As the next topic, Leading at the Speed of Trust, was about to unfold, the speaker talked about water. She described how essential water is to everything that water has been associated with life. Just the presence of it was enough to make everything flourish and grow. She likened trust to it. Without it, everything would just decay and rot and eventually die. How do we approach this? We start with ourselves.
If leaders don’t even trust themselves, how would you expect them to trust others? Remember that there’s a difference between trust and being dependent. This covered a more specific part of the whole person, the spirit. The way to approach this was trust and emphasized that this was essential in approaching the other three – the mind, body, and heart. The speaker then compared a company that worked with a trust-filled environment to a company that worked under the veil of deceit and corruption. Deceit and corruption obviously has little to no trust existing at all which affects the company performance. Since the people are working for their own benefits, they would lose motivation to even work at all. This would highly affect the speed that a work is done. With the lowered speed of processes, costs would pile up in an attempt to counter the dilemma. On the other hand, trust would have smooth person-to-person communication, and even to person-to-company and vice versa. With a smooth and clear communications, everything else will also be cleared, understood and acted upon by both sides. The speed of processes improves by a margin and with that, costs take a huge drop. In this topic, they are labelled as trust tax and trust dividend, respectively.
Of course, building this value up isn’t that easy and does not occur overnight, or even after a week. Steps, understanding, awareness, and procedures are to be set up first and that’s what the topic explained. The speaker emphasized on how trust builds up from the self and ripples to other people up to the point of affecting everyone. A high-trust culture will always have these two: credibility and the behavior of the people. The topic also managed to talk about it, but not that detailed since the time allotted wouldn’t be enough. The thing is, with trust built upon everyone, leaders would be able to better manage change and lead high-performing teams that are agile, collaborative, innovative, and engaged. As what Stephen M. R. Covey, author of The Speed of Trust and son of Stephen R. Covey, said, “The ability to establish, grow, extend, and restore trust with all stakeholders – customers, suppliers, and employees – is the critical leadership competency in the global economy.”
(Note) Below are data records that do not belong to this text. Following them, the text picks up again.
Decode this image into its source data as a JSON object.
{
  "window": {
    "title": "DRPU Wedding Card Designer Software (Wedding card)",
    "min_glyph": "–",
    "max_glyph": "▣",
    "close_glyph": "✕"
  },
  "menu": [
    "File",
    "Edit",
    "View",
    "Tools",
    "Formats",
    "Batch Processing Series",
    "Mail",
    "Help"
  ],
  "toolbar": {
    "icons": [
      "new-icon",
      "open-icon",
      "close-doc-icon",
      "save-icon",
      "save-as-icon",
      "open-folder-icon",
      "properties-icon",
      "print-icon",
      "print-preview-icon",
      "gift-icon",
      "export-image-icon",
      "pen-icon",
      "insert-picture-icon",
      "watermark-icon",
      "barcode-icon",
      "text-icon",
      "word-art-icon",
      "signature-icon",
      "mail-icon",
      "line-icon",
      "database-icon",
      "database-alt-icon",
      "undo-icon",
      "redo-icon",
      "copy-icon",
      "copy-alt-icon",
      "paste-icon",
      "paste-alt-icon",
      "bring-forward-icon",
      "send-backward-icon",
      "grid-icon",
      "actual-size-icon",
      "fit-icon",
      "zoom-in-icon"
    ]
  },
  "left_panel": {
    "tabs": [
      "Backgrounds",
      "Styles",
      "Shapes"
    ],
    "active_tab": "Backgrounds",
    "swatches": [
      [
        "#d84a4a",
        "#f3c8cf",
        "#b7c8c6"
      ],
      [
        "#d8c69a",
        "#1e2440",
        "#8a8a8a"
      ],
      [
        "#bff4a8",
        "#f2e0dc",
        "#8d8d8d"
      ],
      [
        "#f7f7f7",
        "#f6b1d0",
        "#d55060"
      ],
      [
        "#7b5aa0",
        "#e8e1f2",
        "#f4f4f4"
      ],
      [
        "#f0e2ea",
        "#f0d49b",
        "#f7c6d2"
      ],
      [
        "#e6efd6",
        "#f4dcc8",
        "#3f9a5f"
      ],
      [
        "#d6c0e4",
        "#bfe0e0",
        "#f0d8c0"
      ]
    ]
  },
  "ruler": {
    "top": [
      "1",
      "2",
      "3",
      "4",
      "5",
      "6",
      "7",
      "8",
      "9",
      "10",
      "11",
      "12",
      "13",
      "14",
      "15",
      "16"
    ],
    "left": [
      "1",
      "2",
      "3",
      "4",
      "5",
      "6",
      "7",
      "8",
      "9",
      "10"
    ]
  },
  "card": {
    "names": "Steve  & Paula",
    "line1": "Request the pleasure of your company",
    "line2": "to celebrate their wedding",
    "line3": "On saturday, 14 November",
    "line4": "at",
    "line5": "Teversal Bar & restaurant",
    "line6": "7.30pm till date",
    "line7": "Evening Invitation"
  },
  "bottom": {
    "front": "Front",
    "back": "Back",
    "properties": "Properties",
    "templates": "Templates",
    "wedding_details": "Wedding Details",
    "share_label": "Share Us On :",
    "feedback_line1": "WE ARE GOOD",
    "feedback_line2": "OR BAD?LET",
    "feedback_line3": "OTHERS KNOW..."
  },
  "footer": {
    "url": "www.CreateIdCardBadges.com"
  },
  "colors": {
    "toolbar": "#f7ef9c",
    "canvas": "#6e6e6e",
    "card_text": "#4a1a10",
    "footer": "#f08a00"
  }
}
After the seminar, here is what Kevin has to say:
“After the two topics were discussed and going back to the present while looking towards what’s ahead, I would say the crisis is real. There is so much focus on the systems and income that more important things are being neglected. On the leaders’ side, people aren’t being brought up to their highest contributing potential which has resulted to many struggles. Of course the people are highly affected as well, since they would be jumping from job to job. The worst thing would be, they are left to feel that they are undervalued and incompetent and not to realize that they have so much to offer.”

The question remains, how will we do it?

Note: Contributed by Kevin Johnrey Sosas, one of the leaders at CTFN.